Algernon Pharmaceuticals Inc. (CSE: AGN) (FRANKFURT: AGW) (OTCQB: AGNPF) (the “Company” or “Algernon”) a clinical stage pharmaceutical development company is pleased to announce that it has increased and completed its previously announced non-brokered private placement of units (the “Units”),

VANCOUVER, British Columbia, March 05, 2021 (GLOBE NEWSWIRE) -- Algernon Pharmaceuticals Inc. (CSE: AGN) (FRANKFURT: AGW) (OTCQB: AGNPF) (the “Company” or “Algernon”) a clinical stage pharmaceutical development company is pleased to announce that it has increased and completed its previously announced non-brokered private placement of units (the “Units”), and has issued an aggregate of 11,260,040 Units at the price of CDN $0.25 per Unit, raising gross proceeds of CDN $2,815,010 (the “Offering”).

Each Unit is comprised of one Class A common share (a “Share”) and one Share purchase warrant. Each whole warrant will entitle the holder to acquire one additional Share at a price of CDN $0.40 per Share until March 5, 2023 (the “Expiry Date”).

At any time after July 5, 2021 and prior to the Expiry Date, the Warrants are subject to accelerated expiry in the event the daily volume weighted average trading price of the Common Shares equals or exceeds CAD $0.80 on the Canadian Securities Exchange (the “Exchange”) (or such other exchange on which the Common Shares may be traded), for ten (10) consecutive trading days (the “Triggering Event”), in which case, the Company may accelerate the expiry date of the Warrants by giving notice via news release within ten (10) days of the Triggering Event to the holders thereof and, in such case, the Warrants will expire on the 30th day after the date on which the news release is disseminated by the Company.

In connection with the Offering, the Company has paid cash commissions in the aggregate amount of CDN $161,400, being 8% of the aggregate proceeds raised from the sale of Units to purchasers introduced by eligible finders.
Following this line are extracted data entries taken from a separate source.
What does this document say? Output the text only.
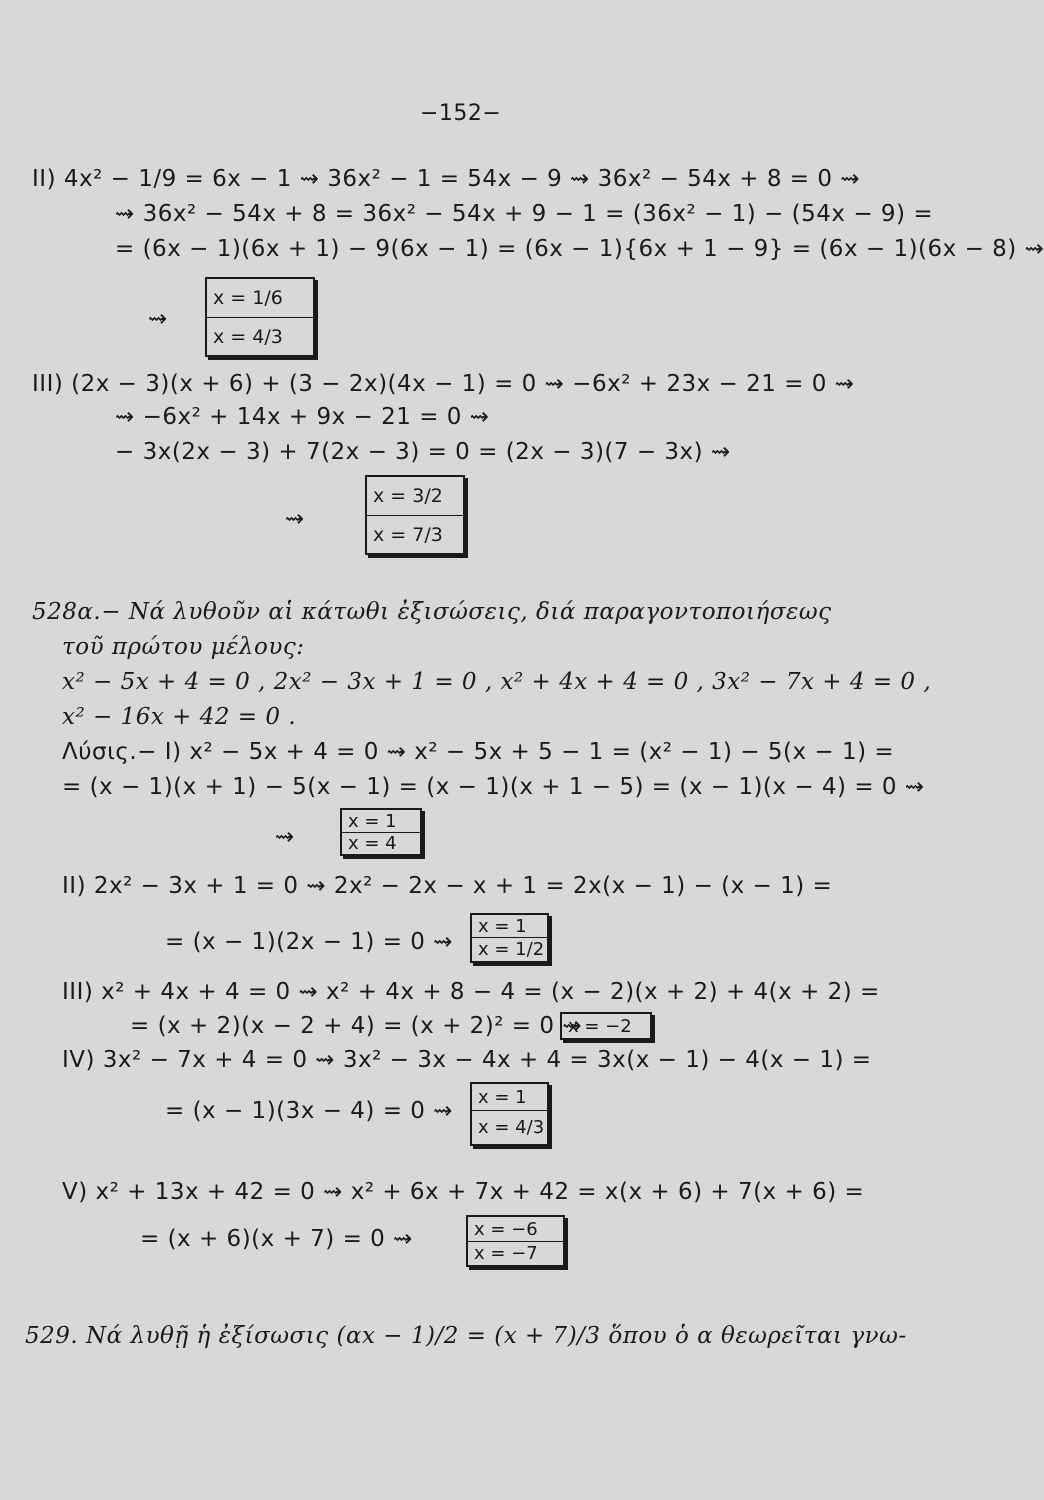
−152−
II) 4x² − 1/9 = 6x − 1 ⇝ 36x² − 1 = 54x − 9 ⇝ 36x² − 54x + 8 = 0 ⇝
⇝ 36x² − 54x + 8 = 36x² − 54x + 9 − 1 = (36x² − 1) − (54x − 9) =
= (6x − 1)(6x + 1) − 9(6x − 1) = (6x − 1){6x + 1 − 9} = (6x − 1)(6x − 8) ⇝
⇝
x = 1/6
x = 4/3
III) (2x − 3)(x + 6) + (3 − 2x)(4x − 1) = 0 ⇝ −6x² + 23x − 21 = 0 ⇝
⇝ −6x² + 14x + 9x − 21 = 0 ⇝
− 3x(2x − 3) + 7(2x − 3) = 0 = (2x − 3)(7 − 3x) ⇝
⇝
x = 3/2
x = 7/3
528α.− Νά λυθοῦν αἱ κάτωθι ἐξισώσεις, διά παραγοντοποιήσεως
τοῦ πρώτου μέλους:
x² − 5x + 4 = 0 , 2x² − 3x + 1 = 0 , x² + 4x + 4 = 0 , 3x² − 7x + 4 = 0 ,
x² − 16x + 42 = 0 .
Λύσις.− I) x² − 5x + 4 = 0 ⇝ x² − 5x + 5 − 1 = (x² − 1) − 5(x − 1) =
= (x − 1)(x + 1) − 5(x − 1) = (x − 1)(x + 1 − 5) = (x − 1)(x − 4) = 0 ⇝
⇝
x = 1
x = 4
II) 2x² − 3x + 1 = 0 ⇝ 2x² − 2x − x + 1 = 2x(x − 1) − (x − 1) =
= (x − 1)(2x − 1) = 0 ⇝
x = 1
x = 1/2
III) x² + 4x + 4 = 0 ⇝ x² + 4x + 8 − 4 = (x − 2)(x + 2) + 4(x + 2) =
= (x + 2)(x − 2 + 4) = (x + 2)² = 0 ⇝
x = −2
IV) 3x² − 7x + 4 = 0 ⇝ 3x² − 3x − 4x + 4 = 3x(x − 1) − 4(x − 1) =
= (x − 1)(3x − 4) = 0 ⇝
x = 1
x = 4/3
V) x² + 13x + 42 = 0 ⇝ x² + 6x + 7x + 42 = x(x + 6) + 7(x + 6) =
= (x + 6)(x + 7) = 0 ⇝	x = −6
x = −7
529. Νά λυθῇ ἡ ἐξίσωσις (αx − 1)/2 = (x + 7)/3 ὅπου ὁ α θεωρεῖται γνω-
In addition, the Company has issued 645,600 finder’s warrants (the “Finders’ Warrants”), being 8% of the number of Units sold under the Offering to purchasers introduced by such finders. Each Finders’ Warrant entitles the holder to purchase one Unit at a price of CDN $0.40 per Unit until March 5 2023.

All securities issued in connection with the Offering are subject to a statutory hold period of four months, expiring July 5, 2021 in accordance with applicable securities legislation. The net proceeds of the Offering will be used to fund the Company’s general corporate purposes.

About Algernon Pharmaceuticals Inc.

Algernon is a drug re-purposing company that investigates safe, already approved drugs, including naturally occurring compounds, for new disease applications, moving them efficiently and safely into new human trials, developing new formulations and seeking new regulatory approvals in global markets. Algernon specifically investigates compounds that have never been approved in the U.S. or Europe to avoid off label prescription writing.

CONTACT INFORMATION

Christopher J. Moreau
CEO
Algernon Pharmaceuticals Inc.
604.398.4175 ext 701

info@algernonpharmaceuticals.com
investors@algernonpharmaceuticals.com
www.algernonpharmaceuticals.com.

Neither the Canadian Securities Exchange nor its Market Regulator (as that term is defined in the policies of the Canadian Securities Exchange) accepts responsibility for the adequacy or accuracy of this release.

CAUTIONARY DISCLAIMER STATEMENT: No Securities Exchange has reviewed nor accepts responsibility for the adequacy or accuracy of the content of this news release. This news release contains forward-looking statements relating to product development, licensing, commercialization and regulatory compliance issues and other statements that are not historical facts. Forward-looking statements are often identified by terms such as “will”, “may”, “should”, “anticipate”, “expects” and similar expressions. All statements other than statements of historical fact, included in this release are forward-looking statements that involve risks and uncertainties. There can be no assurance that such statements will prove to be accurate and actual results and future events could differ materially from those anticipated in such statements. Important factors that could cause actual results to differ materially from the Company’s expectations include the failure to satisfy the conditions of the relevant securities exchange(s) and other risks detailed from time to time in the filings made by the Company with securities regulations. The reader is cautioned that assumptions used in the preparation of any forward-looking information may prove to be incorrect. Events or circumstances may cause actual results to differ materially from those predicted, as a result of numerous known and unknown risks, uncertainties, and other factors, many of which are beyond the control of the Company. The reader is cautioned not to place undue reliance on any forward-looking information. Such information, although considered reasonable by management at the time of preparation, may prove to be incorrect and actual results may differ materially from those anticipated. Forward-looking statements contained in this news release are expressly qualified by this cautionary statement. The forward-looking statements contained in this news release are made as of the date of this news release and the Company will update or revise publicly any of the included forward-looking statements as expressly required by applicable law.